不过她自诩见过很多大场面,因此还是能很快的回过神来。
“没事,就是觉得你男人对你真好,这么贵的衣服,也愿意出钱给你买。”
秦娇说着看了一眼窗口那边,身材挺拔,宽肩窄腰,就算穿着军装,也能感受到衣服底下充满了力量的男人。
老实说,她有些羡慕。
姜梨哦了一声。
“我是他媳妇儿,他不对我好,我就跑了。”
秦娇……
刚好端了菜,准备折返回来的陆长远??
好端端的,怎么听到他媳妇说要跑这样吓人的话?
陆长远面色不耐的扫了一眼秦娇,看到她脸上那浓浓的妆容,陆长远眉头皱起。
有些反胃。
秦娇也感受到了陆长远的不喜,看到人走回来了,她笑眯眯的站起来。
便姜梨伸出手。
“小妹妹,认识你很高兴呀!”
“可惜你已经结婚了,还嫁了个军人,不然我可以带你出去好好玩玩。”
“你这是在拐带军属吗?”
陆长远不冷不热的声音插入进来。
端着盘子居高临下的看着秦娇。
秦娇咯咯的笑了两声,模样有些夸张的抬手捂住嘴,“是啊,要抓我吗?军人同志。”
陆长远呵了一声,把手中的盘子放下。
秦娇连忙往一边走了几步。
她朝姜梨挥了挥手,“小妹妹,我叫秦娇,希望我们以后还能再见。”
她说着抬手朝姜梨做了个飞吻,然后看了一眼陆长远,扭着腰出了国营饭店的门。
陆长远脸色有些差。
姜梨则是目瞪口呆的看着国营饭店门口的方向。
竟然还能这样?
“媳妇儿。
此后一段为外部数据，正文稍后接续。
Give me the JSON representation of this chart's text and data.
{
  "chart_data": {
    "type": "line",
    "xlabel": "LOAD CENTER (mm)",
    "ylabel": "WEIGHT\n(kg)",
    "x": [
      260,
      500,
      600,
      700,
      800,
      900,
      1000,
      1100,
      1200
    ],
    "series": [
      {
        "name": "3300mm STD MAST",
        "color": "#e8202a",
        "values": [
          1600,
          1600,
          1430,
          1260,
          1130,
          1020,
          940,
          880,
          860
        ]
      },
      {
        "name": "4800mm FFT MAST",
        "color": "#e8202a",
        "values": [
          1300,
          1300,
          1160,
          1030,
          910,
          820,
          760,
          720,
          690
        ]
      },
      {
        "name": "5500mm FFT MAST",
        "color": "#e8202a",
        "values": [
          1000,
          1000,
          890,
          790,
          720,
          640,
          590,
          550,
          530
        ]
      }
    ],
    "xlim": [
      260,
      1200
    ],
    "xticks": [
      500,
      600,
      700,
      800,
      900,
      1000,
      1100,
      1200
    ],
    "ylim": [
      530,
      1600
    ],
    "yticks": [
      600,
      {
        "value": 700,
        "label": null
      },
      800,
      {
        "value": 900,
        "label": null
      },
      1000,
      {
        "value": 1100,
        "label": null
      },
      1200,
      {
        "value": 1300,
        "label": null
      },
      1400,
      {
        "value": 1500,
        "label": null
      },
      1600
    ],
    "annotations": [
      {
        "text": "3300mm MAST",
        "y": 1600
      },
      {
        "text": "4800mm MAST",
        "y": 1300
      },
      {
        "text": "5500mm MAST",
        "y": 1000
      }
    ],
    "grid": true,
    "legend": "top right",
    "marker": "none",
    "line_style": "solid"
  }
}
”
陆长远不满媳妇儿的注意力被别人吸走,把红烧牛肉面端到她面前。
筷子取出来擦了擦,才递过去。
“我们吃面,不理那些没有礼貌的人。”
姜梨接过筷子,哦了一声。
她觉得刚才那人还挺有意思的。
陆长远发觉媳妇儿神色不对,心里意识到不好。
他媳妇儿要学坏。
“梨梨。”
“嗯?”
埋头吃面的姜梨,闻声抬起头,“怎么了呀?”
“刚刚那个人……”
“嗯?”
陆长远的话有些说不出口。
但是他不说又不行。
他媳妇儿单纯,好奇心强,他不说,她万一学坏了,偷偷去扭腰给别的人看,那他怎么办?
“像刚才那个女同志的行为,是极其不端庄的,梨梨你不能学,知道吗?”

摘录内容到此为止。